Sure, that’s not how you actually build a city. Cities are built with rock and wheat. But it is more than fun to reinterpret those 1980s Starship lyrics for the magical game called Settlers of Catan.
My burning addiction to Settlers has been growing for the past few months. But it was only in these last three weeks that I have seen what this game truly is — an insatiable construct that invades lives and turns friendships into conquests. Always wanting more. More wheat. More ore. More wood. More brick. More sheep. More …
This game has become a way of life for me and those around me. Having initially discovered the game and introduced my friends, there is nothing else left for us. It’s all Catan. After receiving the six-player extension for my birthday, six of us sat down for eight hours of Settlers last Saturday. Hours passed by in seconds.
What I’m getting at is if you don’t want your life receding into the shadows of dice and vice, never touch this game. Once you do, there is no turning back.

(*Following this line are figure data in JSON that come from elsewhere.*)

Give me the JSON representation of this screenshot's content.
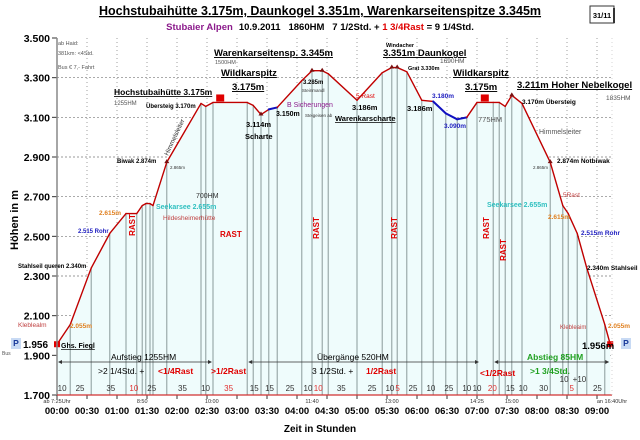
{
  "header": {
    "title": "Hochstubaihütte 3.175m, Daunkogel 3.351m, Warenkarseitenspitze 3.345m",
    "subtitle_region": "Stubaier Alpen",
    "subtitle_stats": "10.9.2011   1860HM   7 1/2Std. + ",
    "subtitle_rest": "1 3/4Rast",
    "subtitle_total": " = 9 1/4Std.",
    "page_badge": "31/11",
    "colors": {
      "region": "#8b1a8b",
      "rest": "#e00000"
    }
  },
  "chart_data": {
    "type": "area",
    "title": "Hochstubaihütte 3.175m, Daunkogel 3.351m, Warenkarseitenspitze 3.345m",
    "xlabel": "Zeit in Stunden",
    "ylabel": "Höhen in m",
    "ylim": [
      1700,
      3500
    ],
    "xlim_hours": [
      0,
      9.25
    ],
    "grid": true,
    "y_ticks": [
      "3.500",
      "3.300",
      "3.100",
      "2.900",
      "2.700",
      "2.500",
      "2.300",
      "2.100",
      "1.900",
      "1.700"
    ],
    "y_tick_values": [
      3500,
      3300,
      3100,
      2900,
      2700,
      2500,
      2300,
      2100,
      1900,
      1700
    ],
    "x_ticks": [
      "00:00",
      "00:30",
      "01:00",
      "01:30",
      "02:00",
      "02:30",
      "03:00",
      "03:30",
      "04:00",
      "04:30",
      "05:00",
      "05:30",
      "06:00",
      "06:30",
      "07:00",
      "07:30",
      "08:00",
      "08:30",
      "09:00"
    ],
    "clock_times": [
      {
        "label": "ab 7:25Uhr",
        "hours": 0
      },
      {
        "label": "8:50",
        "hours": 1.42
      },
      {
        "label": "10:00",
        "hours": 2.58
      },
      {
        "label": "11:40",
        "hours": 4.25
      },
      {
        "label": "13:00",
        "hours": 5.58
      },
      {
        "label": "14:25",
        "hours": 7.0
      },
      {
        "label": "15:00",
        "hours": 7.58
      },
      {
        "label": "an 16:40Uhr",
        "hours": 9.25
      }
    ],
    "profile": {
      "hours": [
        0,
        0.22,
        0.57,
        0.88,
        1.15,
        1.33,
        1.42,
        1.48,
        1.55,
        1.6,
        1.83,
        2.4,
        2.48,
        2.6,
        3.17,
        3.27,
        3.4,
        3.53,
        3.67,
        4.08,
        4.25,
        4.42,
        4.52,
        5.0,
        5.42,
        5.58,
        5.67,
        5.83,
        6.08,
        6.27,
        6.48,
        6.67,
        6.83,
        7.0,
        7.27,
        7.37,
        7.47,
        7.58,
        7.75,
        8.22,
        8.43,
        8.52,
        8.67,
        8.83,
        9.13,
        9.22
      ],
      "elevation": [
        1956,
        2055,
        2340,
        2515,
        2615,
        2615,
        2655,
        2665,
        2665,
        2655,
        2874,
        3170,
        3155,
        3175,
        3175,
        3160,
        3114,
        3140,
        3150,
        3285,
        3335,
        3335,
        3320,
        3186,
        3325,
        3351,
        3351,
        3330,
        3186,
        3180,
        3120,
        3090,
        3100,
        3175,
        3175,
        3175,
        3155,
        3211,
        3170,
        2874,
        2655,
        2615,
        2515,
        2340,
        2055,
        1956
      ]
    },
    "blue_sections_hours": [
      [
        3.53,
        3.67
      ],
      [
        6.27,
        6.83
      ]
    ],
    "segment_minutes": [
      {
        "v": "10",
        "rest": false
      },
      {
        "v": "25",
        "rest": false
      },
      {
        "v": "35",
        "rest": false
      },
      {
        "v": "10",
        "rest": true
      },
      {
        "v": "25",
        "rest": false
      },
      {
        "v": "35",
        "rest": false
      },
      {
        "v": "10",
        "rest": false
      },
      {
        "v": "35",
        "rest": true
      },
      {
        "v": "15",
        "rest": false
      },
      {
        "v": "15",
        "rest": false
      },
      {
        "v": "25",
        "rest": false
      },
      {
        "v": "10",
        "rest": false
      },
      {
        "v": "10",
        "rest": true
      },
      {
        "v": "35",
        "rest": false
      },
      {
        "v": "25",
        "rest": false
      },
      {
        "v": "10",
        "rest": false
      },
      {
        "v": "5",
        "rest": true
      },
      {
        "v": "25",
        "rest": false
      },
      {
        "v": "10",
        "rest": false
      },
      {
        "v": "25",
        "rest": false
      },
      {
        "v": "10",
        "rest": false
      },
      {
        "v": "10",
        "rest": false
      },
      {
        "v": "20",
        "rest": true
      },
      {
        "v": "15",
        "rest": false
      },
      {
        "v": "10",
        "rest": false
      },
      {
        "v": "30",
        "rest": false
      },
      {
        "v": "10",
        "rest": false
      },
      {
        "v": "5",
        "rest": true
      },
      {
        "v": "+10",
        "rest": false
      },
      {
        "v": "25",
        "rest": false
      }
    ],
    "colors": {
      "line": "#c00000",
      "blue_section": "#1010c0",
      "fill": "#effcfc",
      "grid": "#777777"
    }
  },
  "annotations": [
    {
      "text": "ab Haid:",
      "color": "#555555"
    },
    {
      "text": "381km: <4Std.",
      "color": "#555555"
    },
    {
      "text": "Bus € 7,- Fahrt",
      "color": "#555555"
    },
    {
      "text": "Hochstubaihütte 3.175m",
      "color": "#000000"
    },
    {
      "text": "1255HM",
      "color": "#555555"
    },
    {
      "text": "Übersteig 3.170m",
      "color": "#000000"
    },
    {
      "text": "Himmelsleiter",
      "color": "#333333"
    },
    {
      "text": "Biwak 2.874m",
      "color": "#000000"
    },
    {
      "text": "2.865m",
      "color": "#333333"
    },
    {
      "text": "700HM",
      "color": "#333333"
    },
    {
      "text": "Seekarsee 2.655m",
      "color": "#30c0c0"
    },
    {
      "text": "Hildesheimerhütte",
      "color": "#c04040"
    },
    {
      "text": "2.615m",
      "color": "#e08020"
    },
    {
      "text": "2.515 Rohr",
      "color": "#2020c0"
    },
    {
      "text": "Stahlseil queren 2.340m",
      "color": "#000000"
    },
    {
      "text": "Kleblealm",
      "color": "#c04040"
    },
    {
      "text": "2.055m",
      "color": "#e08020"
    },
    {
      "text": "RAST",
      "color": "#e00000"
    },
    {
      "text": "RAST",
      "color": "#e00000"
    },
    {
      "text": "RAST",
      "color": "#e00000"
    },
    {
      "text": "RAST",
      "color": "#e00000"
    },
    {
      "text": "RAST",
      "color": "#e00000"
    },
    {
      "text": "RAST",
      "color": "#e00000"
    },
    {
      "text": "Warenkarseitensp. 3.345m",
      "color": "#000000"
    },
    {
      "text": "1500HM",
      "color": "#555555"
    },
    {
      "text": "Wildkarspitz",
      "color": "#000000"
    },
    {
      "text": "3.175m",
      "color": "#000000"
    },
    {
      "text": "3.114m",
      "color": "#000000"
    },
    {
      "text": "Scharte",
      "color": "#000000"
    },
    {
      "text": "B Sicherungen",
      "color": "#8b1a8b"
    },
    {
      "text": "3.150m",
      "color": "#000000"
    },
    {
      "text": "Steigeisen ab",
      "color": "#333333"
    },
    {
      "text": "3.285m",
      "color": "#000000"
    },
    {
      "text": "Steinmandl",
      "color": "#333333"
    },
    {
      "text": "3.186m",
      "color": "#000000"
    },
    {
      "text": "Warenkarscharte",
      "color": "#000000"
    },
    {
      "text": "5 Rast",
      "color": "#e00000"
    },
    {
      "text": "Windacher",
      "color": "#000000"
    },
    {
      "text": "3.351m Daunkogel",
      "color": "#000000"
    },
    {
      "text": "1690HM",
      "color": "#555555"
    },
    {
      "text": "Grat 3.330m",
      "color": "#000000"
    },
    {
      "text": "3.186m",
      "color": "#000000"
    },
    {
      "text": "3.180m",
      "color": "#2020c0"
    },
    {
      "text": "3.090m",
      "color": "#2020c0"
    },
    {
      "text": "Wildkarspitz",
      "color": "#000000"
    },
    {
      "text": "3.175m",
      "color": "#000000"
    },
    {
      "text": "775HM",
      "color": "#555555"
    },
    {
      "text": "3.211m Hoher Nebelkogel",
      "color": "#000000"
    },
    {
      "text": "1835HM",
      "color": "#555555"
    },
    {
      "text": "3.170m Übersteig",
      "color": "#000000"
    },
    {
      "text": "Himmelsleiter",
      "color": "#555555"
    },
    {
      "text": "2.874m Notbiwak",
      "color": "#000000"
    },
    {
      "text": "2.865m",
      "color": "#333333"
    },
    {
      "text": "5Rast",
      "color": "#c04040"
    },
    {
      "text": "Seekarsee 2.655m",
      "color": "#30c0c0"
    },
    {
      "text": "2.615m",
      "color": "#e08020"
    },
    {
      "text": "2.515m Rohr",
      "color": "#2020c0"
    },
    {
      "text": "2.340m Stahlseil",
      "color": "#000000"
    },
    {
      "text": "Klebleaim",
      "color": "#c04040"
    },
    {
      "text": "2.055m",
      "color": "#e08020"
    },
    {
      "text": "Ghs. Fiegl",
      "color": "#000000"
    },
    {
      "text": "1.956",
      "color": "#000000"
    },
    {
      "text": "Bus",
      "color": "#555555"
    },
    {
      "text": "1.956m",
      "color": "#000000"
    },
    {
      "text": "P",
      "color": "#1a3a9a"
    },
    {
      "text": "P",
      "color": "#1a3a9a"
    },
    {
      "text": "Aufstieg 1255HM",
      "color": "#000000"
    },
    {
      "text": ">2 1/4Std.  +",
      "color": "#000000"
    },
    {
      "text": "<1/4Rast",
      "color": "#e00000"
    },
    {
      "text": ">1/2Rast",
      "color": "#e00000"
    },
    {
      "text": "Übergänge 520HM",
      "color": "#000000"
    },
    {
      "text": "3 1/2Std. +",
      "color": "#000000"
    },
    {
      "text": "1/2Rast",
      "color": "#e00000"
    },
    {
      "text": "<1/2Rast",
      "color": "#e00000"
    },
    {
      "text": "Abstieg 85HM",
      "color": "#20a020"
    },
    {
      "text": ">1 3/4Std.",
      "color": "#20a020"
    }
  ]
}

There’s a lovely plaque in front of the new and nearly complete Student Union Building. Among the central purposes of the SUB it lists is the following: “To support its students, staff, and alumni in their pursuit of the essential values of intellectual integrity, freedom of inquiry and the exchange of ideas, and the equal dignity of all persons.” But there is no acknowledgement of the building being built on unceded Stó:l? land. Considering that the university is working so hard to indigenize, and as a student who supported and helped pay for this building, I find this upsetting. It falls in line with Canada’s continued avoidance of a brutal history and cowardly present. The relationship between First Nations people and the government isn’t healthy. Canadians don’t know enough about our history, and that makes it easy for the government to avoid making First Nations welfare and rights a priority. It’s this little thing — not acknowledging unceded land — that brings up a huge, ugly problem. It would only be a gesture, and maybe that’s not much, but why is there no acknowledgement?